Overseas Employment Certificate (OEC) is a piece of document that overseas Filipino workers (OFWs) need to present to the Immigration Department upon leaving the Philippines for work abroad.
The primary purpose of OEC is to provide proof that as OFWs, they are exempted from paying travel taxes and terminal fees. Once they present this document, along with their passports, OFWs are cleared to bypass the collecting agents located inside the terminal building across international airports in the Philippines.
OECs can be filed at consulates and embassies of the Philippines located abroad, as well as POEA offices in the Philippines.
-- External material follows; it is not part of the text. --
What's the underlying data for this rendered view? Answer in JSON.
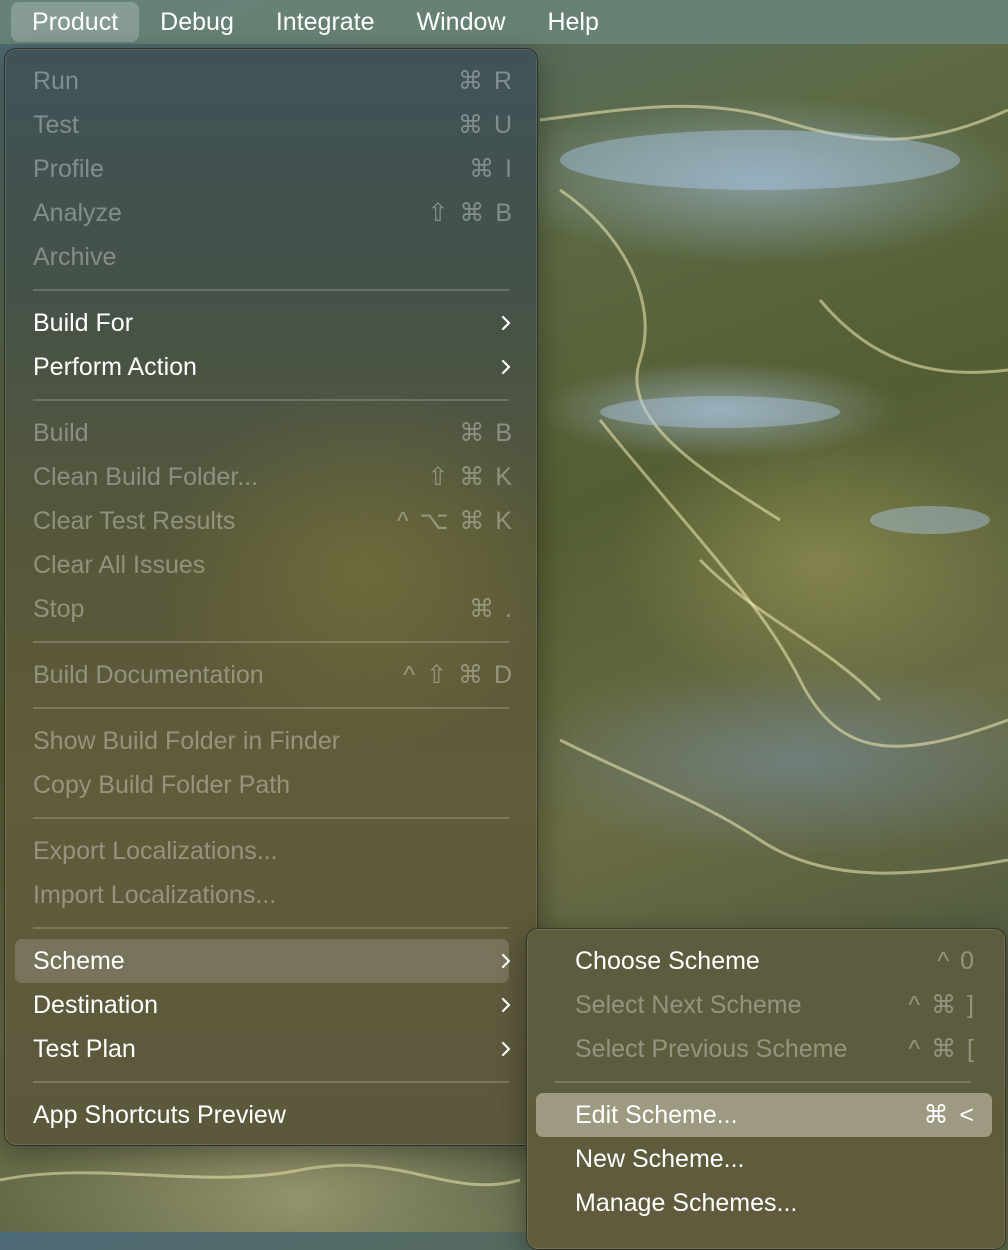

While the cost may be minimal, many OFWs argue that it’s not just about the money and the time spent, but more on its practical use.
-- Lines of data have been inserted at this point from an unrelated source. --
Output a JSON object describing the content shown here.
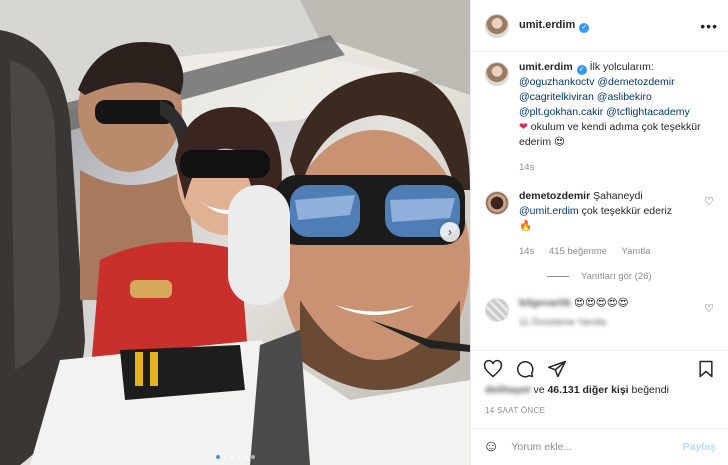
{
  "post": {
    "username": "umit.erdim",
    "more_icon": "ellipsis-icon",
    "photo": {
      "dots": 6,
      "active_dot": 0,
      "next_icon": "chevron-right-icon"
    }
  },
  "caption": {
    "username": "umit.erdim",
    "text_intro": "İlk yolcularım:",
    "mentions": [
      "@oguzhankoctv",
      "@demetozdemir",
      "@cagritelkiviran",
      "@aslibekiro",
      "@plt.gokhan.cakir",
      "@tcflightacademy"
    ],
    "text_outro": "okulum ve kendi adıma çok teşekkür ederim",
    "age": "14s"
  },
  "comment1": {
    "username": "demetozdemir",
    "text": "Şahaneydi",
    "mention": "@umit.erdim",
    "text2": "çok teşekkür ederiz",
    "age": "14s",
    "likes": "415 beğenme",
    "reply": "Yanıtla",
    "view_replies": "Yanıtları gör (26)"
  },
  "comment2": {
    "username": "bilgevarlik",
    "text": "😍😍😍😍😍",
    "meta": "11 Önceleme  Yanıtla"
  },
  "footer": {
    "likes_user": "delihayet",
    "likes_text": "ve",
    "likes_count": "46.131 diğer kişi",
    "likes_suffix": "beğendi",
    "timestamp": "14 SAAT ÖNCE",
    "comment_placeholder": "Yorum ekle...",
    "post_label": "Paylaş"
  },
  "colors": {
    "link": "#00376b",
    "accent": "#3897f0",
    "muted": "#8e8e8e"
  }
}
Why Overseas Employment Certificate (OEC) requirements must be abolished
The title may be a bit too much if the cost per copy of OEC is an affordable P100. But to ordinary OFWs who haggle for better exchange rates so they can send more money back home, this amount (or equivalent foreign equivalent) is too much. Not to mention the cost of transportation, food, and effort just to fall in line and get this document.
It’s time consuming
Obtaining OEC or exit pass can be long especially on places where concentration of OFWs is high. Therefore it can be a considerable amount of time to get this form sorted out. Since time is also money, don’t we think it’s sometimes more practical to skip OEC to avoid costs? In some cases applying for this document is a risk to physical health and inconvenience at work.
It’s not practical
Paying a fee for a document that exempts one from paying a fee sounds redundant and impractical. If you add the hourly rate at work queuing, paying for transport, or even taking a leave from work, the cost may even be higher than the airport terminal fees and travel taxes combined. But OFWs are forced to comply because failure to present an OEC to an immigration officer could get them at risk of offloading.
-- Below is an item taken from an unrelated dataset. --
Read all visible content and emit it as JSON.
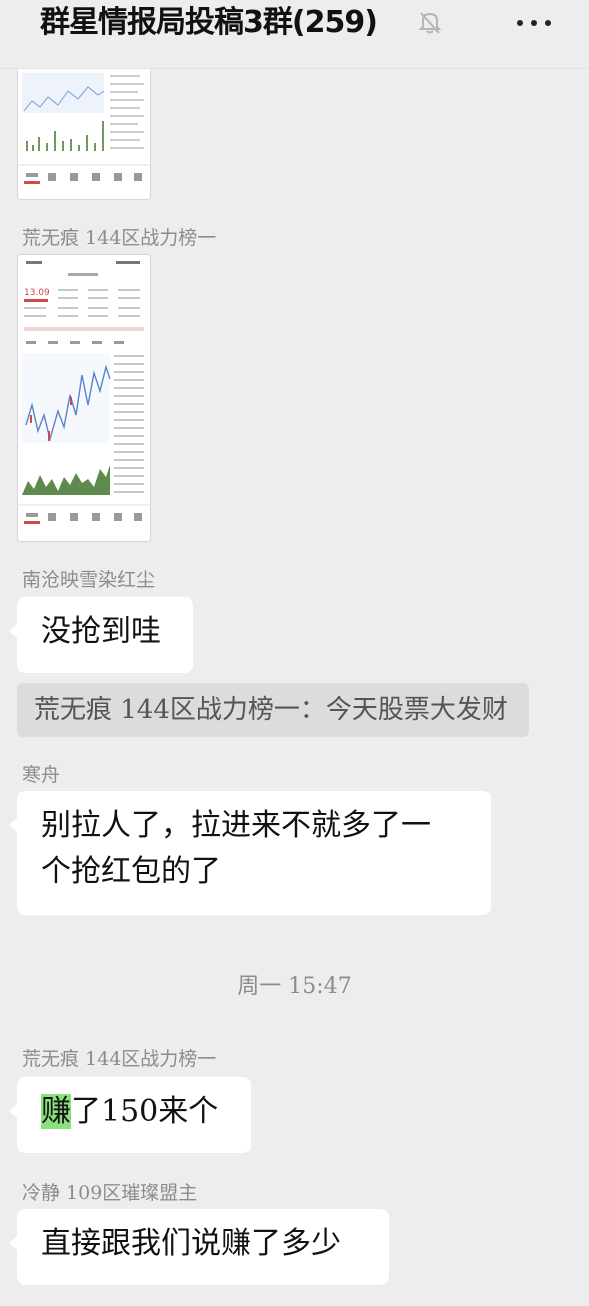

There are other ways we can prove ourselves as OFWs
If the main reason for OEC is to determine that Filipinos are certified to work abroad, OEC is not the only document that will solve this issue. OFWs can show their job contract verified as valid by the embassy, visa on their passports or IDs/residence permits of their country of employment. OEC just complicates the matter and has become a big nuisance to many Filipinos abroad.
It adds workload to consular staff
Staff who are supposed to attend to more critical tasks — assisting distressed OFWs, following up on labor violations, and others — are forced to sit and issue these OECs, thereby making them unavailable to assist Filipinos who seek other forms of help.
We have been notified previously that OEC will be abolished. But until now, or at least as of this page update, OEC is here to stay.